Le spleen des invisibles

Par Clarisse Fabre

La Lettre AFC n°234

Le Monde, 11 juillet 2013
C’est un rêve, étrange et mélancolique : dans un atelier de fabrication de décors, situé quelque part en banlieue de Lisbonne, des artisans français entrent par surprise et crient leur colère : « Rendez-nous notre travail ! » Stupéfaits, les peintres, les menuisiers et les serruriers portugais lâchent leurs outils, tapent dans le dos de ces curieux visiteurs et les invitent à prendre un verre. Ne sont-ils pas tous plus ou moins dans la même galère ?

Les Français sont mieux payés que les Portugais mais visiblement cela ne fait pas leur bonheur... Quant aux camarades du sud de l’Europe, durement touchés par la crise, qui irait leur reprocher de prendre le travail qu’on leur donne ? Alors, les Français sont repartis, perplexes, à la recherche de luttes alternatives.

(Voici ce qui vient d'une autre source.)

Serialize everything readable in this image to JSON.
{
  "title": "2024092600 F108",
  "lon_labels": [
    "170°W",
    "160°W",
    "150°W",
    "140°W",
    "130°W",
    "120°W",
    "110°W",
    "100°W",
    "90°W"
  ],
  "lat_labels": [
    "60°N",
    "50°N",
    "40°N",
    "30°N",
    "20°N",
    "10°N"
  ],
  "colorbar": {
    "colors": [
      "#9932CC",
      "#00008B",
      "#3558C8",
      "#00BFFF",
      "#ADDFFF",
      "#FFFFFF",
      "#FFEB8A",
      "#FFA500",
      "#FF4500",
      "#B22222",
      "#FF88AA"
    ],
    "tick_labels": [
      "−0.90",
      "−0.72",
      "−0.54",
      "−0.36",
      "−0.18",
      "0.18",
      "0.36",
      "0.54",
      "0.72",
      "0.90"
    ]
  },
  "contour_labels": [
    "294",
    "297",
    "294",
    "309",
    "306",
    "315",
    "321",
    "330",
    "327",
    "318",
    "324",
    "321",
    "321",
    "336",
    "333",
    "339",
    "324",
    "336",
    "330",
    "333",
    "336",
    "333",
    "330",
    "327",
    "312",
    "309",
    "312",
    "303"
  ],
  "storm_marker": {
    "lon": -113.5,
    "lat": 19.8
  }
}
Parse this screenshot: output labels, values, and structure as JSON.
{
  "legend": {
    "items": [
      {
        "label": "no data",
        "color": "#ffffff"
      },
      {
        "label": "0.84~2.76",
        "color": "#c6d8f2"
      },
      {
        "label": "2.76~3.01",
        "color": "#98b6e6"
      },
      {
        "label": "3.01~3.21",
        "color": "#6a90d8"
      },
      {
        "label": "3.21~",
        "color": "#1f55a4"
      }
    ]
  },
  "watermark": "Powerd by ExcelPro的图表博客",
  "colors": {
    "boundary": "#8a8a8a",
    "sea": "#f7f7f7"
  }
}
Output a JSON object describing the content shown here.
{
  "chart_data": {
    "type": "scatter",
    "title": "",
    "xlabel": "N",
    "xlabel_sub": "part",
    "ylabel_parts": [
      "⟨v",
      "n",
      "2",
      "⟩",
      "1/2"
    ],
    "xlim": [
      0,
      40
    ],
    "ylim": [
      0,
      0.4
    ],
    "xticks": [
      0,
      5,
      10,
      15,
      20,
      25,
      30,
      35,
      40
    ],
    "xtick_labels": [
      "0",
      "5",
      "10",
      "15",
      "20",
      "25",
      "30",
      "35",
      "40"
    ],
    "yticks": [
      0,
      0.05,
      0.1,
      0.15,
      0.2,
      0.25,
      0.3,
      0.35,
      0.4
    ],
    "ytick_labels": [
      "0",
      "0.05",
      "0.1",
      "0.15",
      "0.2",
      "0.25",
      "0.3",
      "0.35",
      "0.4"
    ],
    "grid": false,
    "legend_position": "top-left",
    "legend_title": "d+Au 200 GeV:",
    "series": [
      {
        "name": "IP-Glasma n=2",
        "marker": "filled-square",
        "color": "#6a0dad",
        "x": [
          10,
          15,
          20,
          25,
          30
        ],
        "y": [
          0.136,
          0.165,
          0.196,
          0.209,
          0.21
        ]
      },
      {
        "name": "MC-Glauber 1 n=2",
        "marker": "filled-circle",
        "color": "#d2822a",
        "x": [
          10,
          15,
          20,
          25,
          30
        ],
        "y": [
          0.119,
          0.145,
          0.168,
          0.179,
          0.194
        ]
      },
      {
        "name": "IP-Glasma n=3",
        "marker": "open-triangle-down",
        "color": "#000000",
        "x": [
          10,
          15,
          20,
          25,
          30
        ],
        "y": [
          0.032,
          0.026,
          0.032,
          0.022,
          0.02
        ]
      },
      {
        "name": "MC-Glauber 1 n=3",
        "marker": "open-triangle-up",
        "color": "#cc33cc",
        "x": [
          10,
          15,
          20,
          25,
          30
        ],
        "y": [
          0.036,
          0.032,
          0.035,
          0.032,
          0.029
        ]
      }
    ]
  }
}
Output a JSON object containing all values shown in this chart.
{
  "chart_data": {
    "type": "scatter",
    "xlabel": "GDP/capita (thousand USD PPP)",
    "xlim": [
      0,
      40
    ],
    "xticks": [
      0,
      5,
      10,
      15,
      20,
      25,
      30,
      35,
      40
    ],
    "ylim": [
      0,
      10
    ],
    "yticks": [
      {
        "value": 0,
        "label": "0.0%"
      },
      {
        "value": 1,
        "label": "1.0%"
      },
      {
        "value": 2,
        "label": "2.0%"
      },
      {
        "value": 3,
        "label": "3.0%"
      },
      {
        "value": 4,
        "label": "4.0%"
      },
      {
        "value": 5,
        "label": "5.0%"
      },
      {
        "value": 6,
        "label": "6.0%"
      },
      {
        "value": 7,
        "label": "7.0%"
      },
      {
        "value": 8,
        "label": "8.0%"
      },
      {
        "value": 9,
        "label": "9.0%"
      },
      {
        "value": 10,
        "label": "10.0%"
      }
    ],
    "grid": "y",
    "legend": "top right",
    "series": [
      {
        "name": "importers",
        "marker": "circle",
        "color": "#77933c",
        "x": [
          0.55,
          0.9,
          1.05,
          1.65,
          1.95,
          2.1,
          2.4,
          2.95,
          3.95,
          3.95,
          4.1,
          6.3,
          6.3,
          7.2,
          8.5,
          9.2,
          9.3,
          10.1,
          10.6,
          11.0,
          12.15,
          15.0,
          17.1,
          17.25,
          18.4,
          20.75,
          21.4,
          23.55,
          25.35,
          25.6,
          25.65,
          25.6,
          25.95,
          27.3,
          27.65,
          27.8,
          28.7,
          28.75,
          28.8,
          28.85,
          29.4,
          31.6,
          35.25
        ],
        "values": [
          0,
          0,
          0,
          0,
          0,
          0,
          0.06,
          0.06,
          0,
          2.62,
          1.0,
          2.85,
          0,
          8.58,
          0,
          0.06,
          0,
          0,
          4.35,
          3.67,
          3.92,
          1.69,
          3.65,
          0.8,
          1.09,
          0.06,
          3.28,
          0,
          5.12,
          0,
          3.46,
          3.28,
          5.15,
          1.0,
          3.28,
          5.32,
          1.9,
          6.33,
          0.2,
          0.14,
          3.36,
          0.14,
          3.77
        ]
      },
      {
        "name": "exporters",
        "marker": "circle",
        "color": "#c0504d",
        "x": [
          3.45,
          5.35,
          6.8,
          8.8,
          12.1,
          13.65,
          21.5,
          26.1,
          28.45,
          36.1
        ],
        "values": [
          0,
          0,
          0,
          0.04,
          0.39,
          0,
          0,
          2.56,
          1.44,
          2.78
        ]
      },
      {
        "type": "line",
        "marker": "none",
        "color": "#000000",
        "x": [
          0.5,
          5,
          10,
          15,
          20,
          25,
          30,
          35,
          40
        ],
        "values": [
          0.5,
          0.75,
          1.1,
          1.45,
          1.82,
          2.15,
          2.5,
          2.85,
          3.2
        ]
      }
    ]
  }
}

Mais contre qui l’intermittent du spectacle doit-il se battre ? Son employeur ? Ce n’est pas la peine. Demandez à Jean-Philippe Evrard, patron de l’Usine à 5 pattes, à Chelles (Seine-et-Marne), ou à Régis Petitrenaud, de l’atelier Techniscène, à Limeil-Brévannes (Val-de-Marne), deux sociétés spécialisées dans les décors pour les émissions de télévision. Ils souffrent autant que leurs employés, qu’ils soient permanents ou intermittents, de cette concurrence qui les empêche de se projeter dans l’avenir et de réaliser les investissements nécessaires.

Alors contre qui ? Les prestataires audiovisuels, qui passent directement commande à l’étranger, ou acceptent les yeux fermés des décors sous-traités par des artisans moins scrupuleux, sont dans la ligne de mire. Mais alors il faut jouer fin, si l’on veut continuer à travailler demain...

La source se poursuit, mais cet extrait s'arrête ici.